Spring!
It seems like this week, suddenly, it is truly spring. The callary pear trees are blooming everywhere. They have tiny white flowers and are beloved by the city’s urban planners because the branches grow up in a graceful oval shape, without spreading or drooping. Of course, they only last about 20 years, before the weight of all the upward growth splits their trunks in half, but until then, there are years of dizzying swirls of their petals when the wind blows, drifts of snowy blooms in puddles after a rain.

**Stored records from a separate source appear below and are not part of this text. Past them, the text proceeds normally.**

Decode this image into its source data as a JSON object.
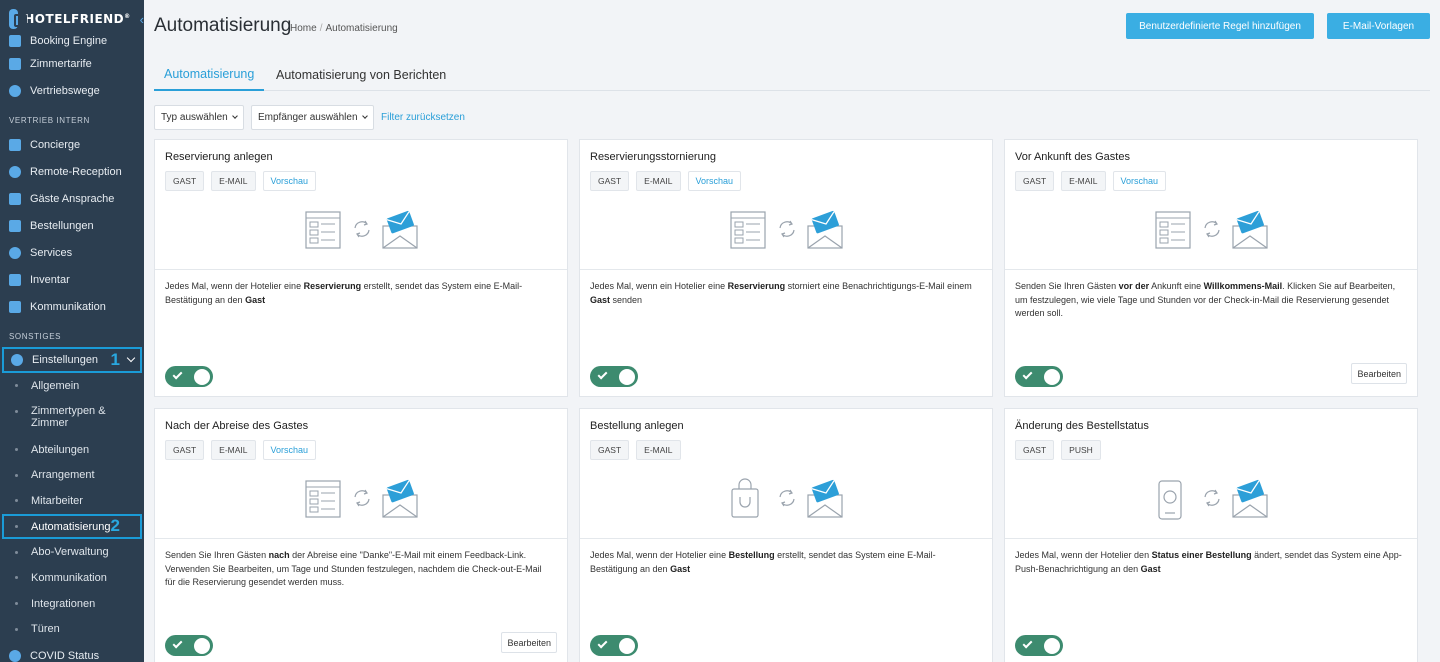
{
  "sidebar": {
    "brand": "HOTELFRIEND",
    "brand_mark": "®",
    "top_items": [
      {
        "label": "Booking Engine",
        "icon": "booking-icon"
      },
      {
        "label": "Zimmertarife",
        "icon": "chart-icon"
      },
      {
        "label": "Vertriebswege",
        "icon": "gear-network-icon"
      }
    ],
    "section_intern": "VERTRIEB INTERN",
    "intern_items": [
      {
        "label": "Concierge",
        "icon": "concierge-icon"
      },
      {
        "label": "Remote-Reception",
        "icon": "reception-icon"
      },
      {
        "label": "Gäste Ansprache",
        "icon": "guest-icon"
      },
      {
        "label": "Bestellungen",
        "icon": "cart-icon"
      },
      {
        "label": "Services",
        "icon": "cloud-icon"
      },
      {
        "label": "Inventar",
        "icon": "inventory-icon"
      },
      {
        "label": "Kommunikation",
        "icon": "chat-icon"
      }
    ],
    "section_other": "SONSTIGES",
    "settings": {
      "label": "Einstellungen",
      "badge": "1"
    },
    "sub_items": [
      {
        "label": "Allgemein"
      },
      {
        "label": "Zimmertypen & Zimmer"
      },
      {
        "label": "Abteilungen"
      },
      {
        "label": "Arrangement"
      },
      {
        "label": "Mitarbeiter"
      },
      {
        "label": "Automatisierung",
        "badge": "2"
      },
      {
        "label": "Abo-Verwaltung"
      },
      {
        "label": "Kommunikation"
      },
      {
        "label": "Integrationen"
      },
      {
        "label": "Türen"
      }
    ],
    "bottom_item": "COVID Status"
  },
  "header": {
    "title": "Automatisierung",
    "breadcrumb_home": "Home",
    "breadcrumb_sep": "/",
    "breadcrumb_current": "Automatisierung",
    "btn_custom_rule": "Benutzerdefinierte Regel hinzufügen",
    "btn_email_templates": "E-Mail-Vorlagen"
  },
  "tabs": [
    "Automatisierung",
    "Automatisierung von Berichten"
  ],
  "filters": {
    "type": "Typ auswählen",
    "recipient": "Empfänger auswählen",
    "reset": "Filter zurücksetzen"
  },
  "cards": [
    {
      "title": "Reservierung anlegen",
      "tags": [
        "GAST",
        "E-MAIL"
      ],
      "preview": "Vorschau",
      "edit": ""
    },
    {
      "title": "Reservierungsstornierung",
      "tags": [
        "GAST",
        "E-MAIL"
      ],
      "preview": "Vorschau",
      "edit": ""
    },
    {
      "title": "Vor Ankunft des Gastes",
      "tags": [
        "GAST",
        "E-MAIL"
      ],
      "preview": "Vorschau",
      "edit": "Bearbeiten"
    },
    {
      "title": "Nach der Abreise des Gastes",
      "tags": [
        "GAST",
        "E-MAIL"
      ],
      "preview": "Vorschau",
      "edit": "Bearbeiten"
    },
    {
      "title": "Bestellung anlegen",
      "tags": [
        "GAST",
        "E-MAIL"
      ],
      "preview": "",
      "edit": ""
    },
    {
      "title": "Änderung des Bestellstatus",
      "tags": [
        "GAST",
        "PUSH"
      ],
      "preview": "",
      "edit": ""
    }
  ],
  "descriptions": {
    "c0": [
      "Jedes Mal, wenn der Hotelier eine ",
      "Reservierung",
      " erstellt, sendet das System eine E-Mail-Bestätigung an den ",
      "Gast"
    ],
    "c1": [
      "Jedes Mal, wenn ein Hotelier eine ",
      "Reservierung",
      " storniert eine Benachrichtigungs-E-Mail einem ",
      "Gast",
      " senden"
    ],
    "c2": [
      "Senden Sie Ihren Gästen ",
      "vor der",
      " Ankunft eine ",
      "Willkommens-Mail",
      ". Klicken Sie auf Bearbeiten, um festzulegen, wie viele Tage und Stunden vor der Check-in-Mail die Reservierung gesendet werden soll."
    ],
    "c3": [
      "Senden Sie Ihren Gästen ",
      "nach",
      " der Abreise eine \"Danke\"-E-Mail mit einem Feedback-Link. Verwenden Sie Bearbeiten, um Tage und Stunden festzulegen, nachdem die Check-out-E-Mail für die Reservierung gesendet werden muss."
    ],
    "c4": [
      "Jedes Mal, wenn der Hotelier eine ",
      "Bestellung",
      " erstellt, sendet das System eine E-Mail-Bestätigung an den ",
      "Gast"
    ],
    "c5": [
      "Jedes Mal, wenn der Hotelier den ",
      "Status einer Bestellung",
      " ändert, sendet das System eine App-Push-Benachrichtigung an den ",
      "Gast"
    ]
  },
  "toggles_on": [
    true,
    true,
    true,
    true,
    true,
    true
  ],
  "colors": {
    "accent": "#3aaee3",
    "sidebar": "#2c3e50",
    "toggle_on": "#3d8b6f",
    "highlight": "#1a9bd7"
  }
}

There are trees that make me swoon. Transport me, transfix me, make my eyes go wide with delight. I tend to like the under-canopy trees, the ones who have to grab their attention before the bigger trees leaf out and cut out their sun. Those strivers burst forth early, risking the blight of a late frost to get their early glory. A redbud and oh, a dogwood, will make me stop dead in my tracks. And, for some reason, a weeping cherry is simply magic. I saw one around the corner from me on Friday, a huge old tree, to the tops of the surrounding brownstones, four stories tall. It was sending cascades of flowering branches from its very top all the way to the ground, a wild tumbling rush of pink blossoms that had me clinging to the chain link fence, craning for its loveliness.
2 Comments:
I think that these pear trees are what I saw blooming at midnight as I waited at an airport stoplight.
Blooming at midnight, how evocative.
The old/little house has fleece vines growing thickly up the back fence, they trail cones of similar flowers. In a late summer night they still glow, but a poor match to the fireflies threading through on their nocturnal missions.